夜空で目にする星は天の川で生まれ育った星たちばかりと考えるのが当然なのだが,実はそうとも言えない。例えば北天で2番目に明るい恒星,アークトゥルス。この星は天の川の大多数の星たちとは少し違った軌道をたどり,化学組成もわずかに異なる。実はアークトゥルス以外にも一風変わった軌道や組成を持つ“少数民族”のような星々が天の川銀河全体に散らばって存在している。
 
天の川の星々に混じっている移住者の星たちを見つけ出すには鋭い観察眼が必要だ。

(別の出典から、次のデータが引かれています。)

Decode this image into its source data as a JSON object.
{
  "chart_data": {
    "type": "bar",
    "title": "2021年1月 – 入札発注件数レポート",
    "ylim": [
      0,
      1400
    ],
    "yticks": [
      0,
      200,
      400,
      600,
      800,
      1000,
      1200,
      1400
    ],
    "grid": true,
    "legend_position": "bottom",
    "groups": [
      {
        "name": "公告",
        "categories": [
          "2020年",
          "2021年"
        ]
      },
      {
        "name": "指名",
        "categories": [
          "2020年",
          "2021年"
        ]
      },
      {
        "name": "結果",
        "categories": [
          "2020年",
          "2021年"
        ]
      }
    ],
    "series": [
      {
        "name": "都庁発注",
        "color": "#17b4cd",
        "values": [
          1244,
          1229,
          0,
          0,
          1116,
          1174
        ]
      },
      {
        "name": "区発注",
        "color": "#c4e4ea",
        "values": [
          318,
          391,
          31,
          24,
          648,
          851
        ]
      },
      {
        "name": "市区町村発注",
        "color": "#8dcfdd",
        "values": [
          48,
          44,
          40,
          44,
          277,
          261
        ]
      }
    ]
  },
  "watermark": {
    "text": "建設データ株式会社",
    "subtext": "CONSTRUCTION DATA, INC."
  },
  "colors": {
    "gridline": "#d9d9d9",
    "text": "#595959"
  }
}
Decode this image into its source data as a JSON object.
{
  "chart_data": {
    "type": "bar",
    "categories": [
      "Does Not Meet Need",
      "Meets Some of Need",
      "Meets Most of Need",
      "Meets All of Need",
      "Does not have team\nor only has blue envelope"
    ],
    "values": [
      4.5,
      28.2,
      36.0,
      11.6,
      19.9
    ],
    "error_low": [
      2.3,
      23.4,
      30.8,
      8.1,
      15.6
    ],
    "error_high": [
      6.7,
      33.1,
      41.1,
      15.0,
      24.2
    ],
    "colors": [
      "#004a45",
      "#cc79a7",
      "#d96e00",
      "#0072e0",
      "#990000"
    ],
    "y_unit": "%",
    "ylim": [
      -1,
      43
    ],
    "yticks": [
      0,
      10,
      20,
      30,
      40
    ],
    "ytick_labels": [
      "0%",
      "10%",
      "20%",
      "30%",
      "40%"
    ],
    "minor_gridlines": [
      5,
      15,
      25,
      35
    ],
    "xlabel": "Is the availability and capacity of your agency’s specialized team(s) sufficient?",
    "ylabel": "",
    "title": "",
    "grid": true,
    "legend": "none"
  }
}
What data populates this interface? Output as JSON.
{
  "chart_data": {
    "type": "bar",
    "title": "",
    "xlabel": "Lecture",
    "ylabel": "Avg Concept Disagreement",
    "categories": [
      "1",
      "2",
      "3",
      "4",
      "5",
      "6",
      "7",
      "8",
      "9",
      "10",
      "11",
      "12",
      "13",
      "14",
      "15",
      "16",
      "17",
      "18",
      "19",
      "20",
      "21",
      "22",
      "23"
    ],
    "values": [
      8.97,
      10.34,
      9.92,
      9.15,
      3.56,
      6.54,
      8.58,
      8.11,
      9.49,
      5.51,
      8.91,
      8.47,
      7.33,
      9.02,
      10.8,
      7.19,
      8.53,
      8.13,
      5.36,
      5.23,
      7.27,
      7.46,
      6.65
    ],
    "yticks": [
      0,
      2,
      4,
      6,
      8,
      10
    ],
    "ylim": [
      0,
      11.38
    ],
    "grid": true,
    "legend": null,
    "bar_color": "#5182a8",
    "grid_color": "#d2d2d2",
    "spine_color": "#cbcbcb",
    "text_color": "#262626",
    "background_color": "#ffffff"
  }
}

移住者たちは最初,ひとかたまりの集団として運動するが,次第にばらけて列をつくり,一筋の流れのようになって移動する。こうした移住者たちの流れを「スターストリーム」という。そしてその流れをたどると,天の川銀河を取り巻く球状星団や矮小銀河のひとつに行き着く。おそらく,そこが移住者たちの故郷であるか,故郷の“名残り”なのだろう。
 
スターストリームの形を探れば,その場所ごとの重力場の情報が得られる。銀河の質量の大半は謎に包まれた未知の存在,暗黒物質(ダークマター)が占めているが,重力場の情報から,その分布状況を探り出すことができる。
 
完全に併合された小銀河の星々は,スターストリームとしてのまとまりも失われ,天の川の星々と混ざり合う。しかし,そうなっても「故郷の記憶」がわずかに残っている。そうした手がかりをもとに,移住者たちを見つけ出せば,私たちの天の川銀河がたどってきた小銀河併合による巨大化の歴史を明らかにすることができる。